Critical Thinking for Language Models
Gregor Betz, Christian Voigt, Kyle Richardson
TL;DR
The paper addresses the gap that neural language models struggle with reasoning tasks by proposing a 'critical thinking curriculum' built on a synthetic corpus of deductively valid arguments. It demonstrates that intermediary pre-training on core argument schemes enables transfer to more complex argument types and improves zero-shot performance on GLUE diagnostics and SNLI, indicating broad generalization. While gains are robust for some NLU benchmarks, they do not extend to all reasoning tasks (e.g., ARC, LogiQA), highlighting limits and the need for broader curricula. Overall, the work provides a promising foundation for using synthetic, well-structured argumentative texts to seed reasoning abilities in language models and outlines concrete directions for expanding the curriculum.
Abstract
This paper takes a first step towards a critical thinking curriculum for neural auto-regressive language models. We introduce a synthetic corpus of deductively valid arguments, and generate artificial argumentative texts to train and evaluate GPT-2. Significant transfer learning effects can be observed: Training a model on three simple core schemes allows it to accurately complete conclusions of different, and more complex types of arguments, too.

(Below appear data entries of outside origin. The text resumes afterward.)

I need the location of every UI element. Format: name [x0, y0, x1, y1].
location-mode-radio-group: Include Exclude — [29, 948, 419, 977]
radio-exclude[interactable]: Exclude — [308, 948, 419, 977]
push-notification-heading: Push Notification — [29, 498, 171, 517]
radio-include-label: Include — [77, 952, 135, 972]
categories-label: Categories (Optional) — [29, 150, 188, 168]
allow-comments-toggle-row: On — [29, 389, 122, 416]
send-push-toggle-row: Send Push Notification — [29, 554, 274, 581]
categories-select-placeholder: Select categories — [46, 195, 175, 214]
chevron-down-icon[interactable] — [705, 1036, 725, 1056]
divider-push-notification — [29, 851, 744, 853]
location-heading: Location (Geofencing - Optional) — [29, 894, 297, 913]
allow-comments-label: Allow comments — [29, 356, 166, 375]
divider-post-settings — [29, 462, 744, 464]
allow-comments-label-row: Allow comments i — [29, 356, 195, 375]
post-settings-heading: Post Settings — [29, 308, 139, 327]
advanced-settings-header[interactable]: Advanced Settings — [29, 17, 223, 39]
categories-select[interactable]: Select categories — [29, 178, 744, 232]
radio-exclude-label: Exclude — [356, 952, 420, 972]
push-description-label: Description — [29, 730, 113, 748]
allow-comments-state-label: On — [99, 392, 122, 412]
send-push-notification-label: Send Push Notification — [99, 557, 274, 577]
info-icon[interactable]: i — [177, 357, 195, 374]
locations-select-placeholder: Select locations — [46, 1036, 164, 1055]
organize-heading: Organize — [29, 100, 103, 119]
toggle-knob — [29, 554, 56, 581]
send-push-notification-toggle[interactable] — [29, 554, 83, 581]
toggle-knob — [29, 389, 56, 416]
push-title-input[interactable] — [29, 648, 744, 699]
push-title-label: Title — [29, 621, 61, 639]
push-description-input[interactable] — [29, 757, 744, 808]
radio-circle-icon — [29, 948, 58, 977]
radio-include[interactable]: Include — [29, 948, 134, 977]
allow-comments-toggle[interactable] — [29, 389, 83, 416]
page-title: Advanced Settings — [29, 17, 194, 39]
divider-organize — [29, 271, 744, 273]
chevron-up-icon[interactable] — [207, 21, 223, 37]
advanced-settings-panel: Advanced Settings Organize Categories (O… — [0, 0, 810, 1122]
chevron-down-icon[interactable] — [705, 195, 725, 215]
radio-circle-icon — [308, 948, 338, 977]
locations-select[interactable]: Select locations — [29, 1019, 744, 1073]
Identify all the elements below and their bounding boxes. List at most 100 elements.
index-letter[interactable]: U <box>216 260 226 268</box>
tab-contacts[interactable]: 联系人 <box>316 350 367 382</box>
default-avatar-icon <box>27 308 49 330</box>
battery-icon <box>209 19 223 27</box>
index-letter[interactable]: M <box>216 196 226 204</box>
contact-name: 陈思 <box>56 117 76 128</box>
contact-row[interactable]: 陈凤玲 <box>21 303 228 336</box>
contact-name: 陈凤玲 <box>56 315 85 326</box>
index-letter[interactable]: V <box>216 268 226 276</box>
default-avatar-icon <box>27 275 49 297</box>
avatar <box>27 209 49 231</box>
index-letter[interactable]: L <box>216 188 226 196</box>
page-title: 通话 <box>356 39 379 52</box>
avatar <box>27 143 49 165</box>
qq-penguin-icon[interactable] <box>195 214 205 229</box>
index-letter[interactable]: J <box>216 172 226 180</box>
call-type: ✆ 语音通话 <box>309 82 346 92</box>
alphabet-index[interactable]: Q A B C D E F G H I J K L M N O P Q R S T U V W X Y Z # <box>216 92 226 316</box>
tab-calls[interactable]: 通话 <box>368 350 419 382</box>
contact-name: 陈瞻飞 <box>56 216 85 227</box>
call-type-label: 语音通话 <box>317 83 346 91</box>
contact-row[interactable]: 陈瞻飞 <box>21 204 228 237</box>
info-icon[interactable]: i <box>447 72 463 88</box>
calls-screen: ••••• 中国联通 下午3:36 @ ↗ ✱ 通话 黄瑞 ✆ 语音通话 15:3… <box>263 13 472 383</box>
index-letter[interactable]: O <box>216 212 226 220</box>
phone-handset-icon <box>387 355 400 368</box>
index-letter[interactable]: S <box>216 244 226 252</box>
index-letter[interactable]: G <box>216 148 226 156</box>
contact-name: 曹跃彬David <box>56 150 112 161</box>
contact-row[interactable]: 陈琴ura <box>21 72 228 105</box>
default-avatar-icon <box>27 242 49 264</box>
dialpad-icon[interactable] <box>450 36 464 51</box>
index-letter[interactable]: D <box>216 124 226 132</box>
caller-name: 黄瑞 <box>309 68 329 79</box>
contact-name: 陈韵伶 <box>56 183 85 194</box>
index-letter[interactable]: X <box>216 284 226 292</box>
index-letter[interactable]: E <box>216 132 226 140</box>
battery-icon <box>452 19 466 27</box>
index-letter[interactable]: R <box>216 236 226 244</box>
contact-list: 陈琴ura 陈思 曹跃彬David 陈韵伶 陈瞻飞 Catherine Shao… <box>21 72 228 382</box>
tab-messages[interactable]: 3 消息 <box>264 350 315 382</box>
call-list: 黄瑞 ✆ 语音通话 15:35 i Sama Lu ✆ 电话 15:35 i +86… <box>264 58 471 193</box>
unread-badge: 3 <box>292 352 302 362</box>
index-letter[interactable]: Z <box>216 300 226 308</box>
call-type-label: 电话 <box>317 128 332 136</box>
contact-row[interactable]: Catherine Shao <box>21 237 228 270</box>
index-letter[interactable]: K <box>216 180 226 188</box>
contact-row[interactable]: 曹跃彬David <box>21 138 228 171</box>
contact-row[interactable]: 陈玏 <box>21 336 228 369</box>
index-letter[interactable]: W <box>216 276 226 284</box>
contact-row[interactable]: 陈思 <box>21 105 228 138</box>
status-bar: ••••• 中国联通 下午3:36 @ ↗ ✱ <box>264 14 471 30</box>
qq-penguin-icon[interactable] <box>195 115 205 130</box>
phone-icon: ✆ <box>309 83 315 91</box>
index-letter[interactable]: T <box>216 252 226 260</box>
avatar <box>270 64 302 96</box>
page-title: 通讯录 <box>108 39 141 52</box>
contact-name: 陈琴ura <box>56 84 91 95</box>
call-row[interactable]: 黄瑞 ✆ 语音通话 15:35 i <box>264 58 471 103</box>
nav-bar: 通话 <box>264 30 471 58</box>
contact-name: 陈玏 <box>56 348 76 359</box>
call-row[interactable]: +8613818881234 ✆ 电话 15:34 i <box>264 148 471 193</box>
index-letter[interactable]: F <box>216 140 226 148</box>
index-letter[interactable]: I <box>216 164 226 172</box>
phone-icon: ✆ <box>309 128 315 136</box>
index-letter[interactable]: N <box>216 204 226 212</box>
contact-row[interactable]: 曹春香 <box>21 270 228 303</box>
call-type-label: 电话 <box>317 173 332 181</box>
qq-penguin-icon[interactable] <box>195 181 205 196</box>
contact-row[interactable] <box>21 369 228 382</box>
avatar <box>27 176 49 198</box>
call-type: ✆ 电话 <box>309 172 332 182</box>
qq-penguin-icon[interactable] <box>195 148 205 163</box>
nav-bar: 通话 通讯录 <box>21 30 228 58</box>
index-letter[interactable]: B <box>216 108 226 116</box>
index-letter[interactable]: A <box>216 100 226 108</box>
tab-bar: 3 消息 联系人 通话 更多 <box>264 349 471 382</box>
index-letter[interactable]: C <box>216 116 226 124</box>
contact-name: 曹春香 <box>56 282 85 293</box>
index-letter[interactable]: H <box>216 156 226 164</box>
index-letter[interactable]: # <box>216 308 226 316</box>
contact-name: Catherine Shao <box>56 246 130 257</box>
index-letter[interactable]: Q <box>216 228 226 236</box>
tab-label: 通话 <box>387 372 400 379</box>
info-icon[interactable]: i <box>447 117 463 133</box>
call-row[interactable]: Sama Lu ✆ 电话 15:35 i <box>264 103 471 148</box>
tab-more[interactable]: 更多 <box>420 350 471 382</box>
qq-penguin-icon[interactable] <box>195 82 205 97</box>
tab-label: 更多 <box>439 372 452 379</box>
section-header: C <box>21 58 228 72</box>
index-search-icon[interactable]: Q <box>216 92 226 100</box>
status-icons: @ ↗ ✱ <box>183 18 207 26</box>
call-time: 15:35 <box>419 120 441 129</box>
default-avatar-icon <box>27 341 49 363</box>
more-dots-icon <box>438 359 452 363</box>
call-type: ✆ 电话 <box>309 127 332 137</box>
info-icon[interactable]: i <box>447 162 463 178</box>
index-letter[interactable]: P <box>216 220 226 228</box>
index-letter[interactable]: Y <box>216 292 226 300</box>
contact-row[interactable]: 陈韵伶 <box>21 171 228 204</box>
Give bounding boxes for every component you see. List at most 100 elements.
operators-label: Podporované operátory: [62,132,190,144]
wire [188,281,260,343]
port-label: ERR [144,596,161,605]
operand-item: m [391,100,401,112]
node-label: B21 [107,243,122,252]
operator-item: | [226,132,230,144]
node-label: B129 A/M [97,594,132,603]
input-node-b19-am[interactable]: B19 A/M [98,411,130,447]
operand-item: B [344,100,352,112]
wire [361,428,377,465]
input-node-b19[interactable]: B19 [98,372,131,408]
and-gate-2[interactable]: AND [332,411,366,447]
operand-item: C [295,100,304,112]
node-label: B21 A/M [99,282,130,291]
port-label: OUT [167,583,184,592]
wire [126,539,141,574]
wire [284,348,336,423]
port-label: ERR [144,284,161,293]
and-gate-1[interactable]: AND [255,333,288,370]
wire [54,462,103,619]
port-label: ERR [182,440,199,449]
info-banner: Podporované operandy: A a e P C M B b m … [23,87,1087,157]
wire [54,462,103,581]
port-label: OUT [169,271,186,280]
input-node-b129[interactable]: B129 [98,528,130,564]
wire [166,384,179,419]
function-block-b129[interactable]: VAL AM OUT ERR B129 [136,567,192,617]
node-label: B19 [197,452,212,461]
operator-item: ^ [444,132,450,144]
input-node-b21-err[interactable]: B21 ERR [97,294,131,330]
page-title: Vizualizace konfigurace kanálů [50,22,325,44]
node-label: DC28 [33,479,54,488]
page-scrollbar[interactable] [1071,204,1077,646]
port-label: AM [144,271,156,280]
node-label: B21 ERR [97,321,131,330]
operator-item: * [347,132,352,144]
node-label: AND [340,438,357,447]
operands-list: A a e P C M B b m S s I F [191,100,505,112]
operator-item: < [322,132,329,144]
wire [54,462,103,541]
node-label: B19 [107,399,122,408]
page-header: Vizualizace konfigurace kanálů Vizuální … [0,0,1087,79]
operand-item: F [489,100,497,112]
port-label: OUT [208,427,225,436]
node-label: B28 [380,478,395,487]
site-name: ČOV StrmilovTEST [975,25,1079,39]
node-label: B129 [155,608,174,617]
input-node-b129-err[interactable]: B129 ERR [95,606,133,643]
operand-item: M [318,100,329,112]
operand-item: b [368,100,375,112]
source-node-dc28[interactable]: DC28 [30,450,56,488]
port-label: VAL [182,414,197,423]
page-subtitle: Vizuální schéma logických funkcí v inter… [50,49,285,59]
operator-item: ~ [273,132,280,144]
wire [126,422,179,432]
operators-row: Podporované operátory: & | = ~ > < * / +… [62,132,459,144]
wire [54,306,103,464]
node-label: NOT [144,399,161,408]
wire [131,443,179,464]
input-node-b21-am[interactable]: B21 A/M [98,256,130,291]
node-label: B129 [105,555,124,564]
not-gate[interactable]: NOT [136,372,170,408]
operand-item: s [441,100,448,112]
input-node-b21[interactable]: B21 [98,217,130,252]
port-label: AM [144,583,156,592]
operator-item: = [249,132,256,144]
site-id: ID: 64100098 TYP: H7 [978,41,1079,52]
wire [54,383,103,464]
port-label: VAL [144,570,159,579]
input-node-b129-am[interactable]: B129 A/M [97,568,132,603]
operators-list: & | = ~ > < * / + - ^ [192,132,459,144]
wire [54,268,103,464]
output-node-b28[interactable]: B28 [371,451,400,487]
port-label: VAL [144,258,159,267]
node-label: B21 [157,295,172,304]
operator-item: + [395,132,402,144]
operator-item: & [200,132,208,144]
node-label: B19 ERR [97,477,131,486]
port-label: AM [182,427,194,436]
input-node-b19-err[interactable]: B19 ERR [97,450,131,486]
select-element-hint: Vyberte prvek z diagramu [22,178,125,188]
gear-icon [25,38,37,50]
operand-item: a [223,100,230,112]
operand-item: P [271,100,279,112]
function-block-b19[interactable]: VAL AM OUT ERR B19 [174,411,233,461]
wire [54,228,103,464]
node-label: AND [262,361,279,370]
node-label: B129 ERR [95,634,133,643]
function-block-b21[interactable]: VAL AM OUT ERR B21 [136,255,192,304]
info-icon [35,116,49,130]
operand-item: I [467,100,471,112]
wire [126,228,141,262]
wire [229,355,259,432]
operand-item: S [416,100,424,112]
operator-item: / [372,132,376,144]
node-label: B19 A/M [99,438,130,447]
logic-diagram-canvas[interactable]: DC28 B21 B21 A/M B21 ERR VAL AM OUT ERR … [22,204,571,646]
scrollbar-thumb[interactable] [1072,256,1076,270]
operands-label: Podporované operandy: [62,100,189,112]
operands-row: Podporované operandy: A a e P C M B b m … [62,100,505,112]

The language models generalize the core argument schemes in a correct way. Moreover, we obtain consistent and promising results for NLU benchmarks. In particular, pre-training on the argument schemes raises zero-shot accuracy on the GLUE diagnostics by up to 15 percentage points. The findings suggest that intermediary pre-training on texts that exemplify basic reasoning abilities (such as typically covered in critical thinking textbooks) might help language models to acquire a broad range of reasoning skills. The synthetic argumentative texts presented in this paper are a promising starting point for building such a "critical thinking curriculum for language models."